Brookland Manor is also facing gentrification: Developers are in renovating the complex to include smaller, more expensive apartments.
A $900 increase in rent would make the situation more “difficult” for many Brookland Manor tenants, said Khalid Claggett, 34, who has lived in Brookland Manor almost his entire life. “D.C.’s already one of the hardest places to live,” he said.
The typical American working family receiving federal rental assistance earns roughly $18,200 per year, according to CBPP. An equivalent income number for the District is unavailable, but CBPP’s analysis of HUD data showed that, to be eligible for rental assistance in the District, families of three must earn less than $53,400 — or 80 percent of the local median income.
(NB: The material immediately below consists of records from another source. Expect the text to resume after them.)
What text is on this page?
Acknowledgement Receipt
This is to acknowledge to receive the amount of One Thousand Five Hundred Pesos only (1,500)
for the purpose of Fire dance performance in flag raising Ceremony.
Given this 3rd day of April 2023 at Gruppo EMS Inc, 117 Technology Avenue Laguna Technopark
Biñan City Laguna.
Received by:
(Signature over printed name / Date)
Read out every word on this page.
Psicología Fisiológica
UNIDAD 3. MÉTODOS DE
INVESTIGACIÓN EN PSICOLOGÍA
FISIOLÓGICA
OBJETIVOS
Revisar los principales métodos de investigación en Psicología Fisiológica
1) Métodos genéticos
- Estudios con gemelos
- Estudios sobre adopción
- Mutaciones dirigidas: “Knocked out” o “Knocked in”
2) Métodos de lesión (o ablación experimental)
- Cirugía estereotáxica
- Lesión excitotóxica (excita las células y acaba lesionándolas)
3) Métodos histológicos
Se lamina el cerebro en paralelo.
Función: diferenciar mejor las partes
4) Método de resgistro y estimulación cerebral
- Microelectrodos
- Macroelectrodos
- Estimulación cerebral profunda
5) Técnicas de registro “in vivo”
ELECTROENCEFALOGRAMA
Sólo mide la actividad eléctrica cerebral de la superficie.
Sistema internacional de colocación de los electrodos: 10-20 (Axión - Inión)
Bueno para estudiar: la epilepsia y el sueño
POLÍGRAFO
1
“I think that it’s hard for people to realize the extremely low incomes that we’re talking about when you think of people who are on rental assistance,” said Ellen Lurie Hoffman, federal policy director at the National Housing Trust.
Low-income tenants unable to make rent under Carson’s new guidelines could easily face eviction, meaning they could lose their federal subsidies and spiral into long-term homelessness, Harrison said.
The proposal is in draft form, and to take the “next step,” HUD must ask a member of Congress to formally introduce the plan as a bill, Fischer said. During remarks he delivered at the Bipartisan Policy Center on June 8, Carson appeared to back away from the plan, calling the proposal no longer “urgent” because the threat to the department’s budget has been reduced.
The National Housing Trust is among the groups that plan to continue working against the rent increases, Hoffman said.
“There could be members of Congress who think these things are a good idea regardless of what Secretary Carson says at an event one day,” she said.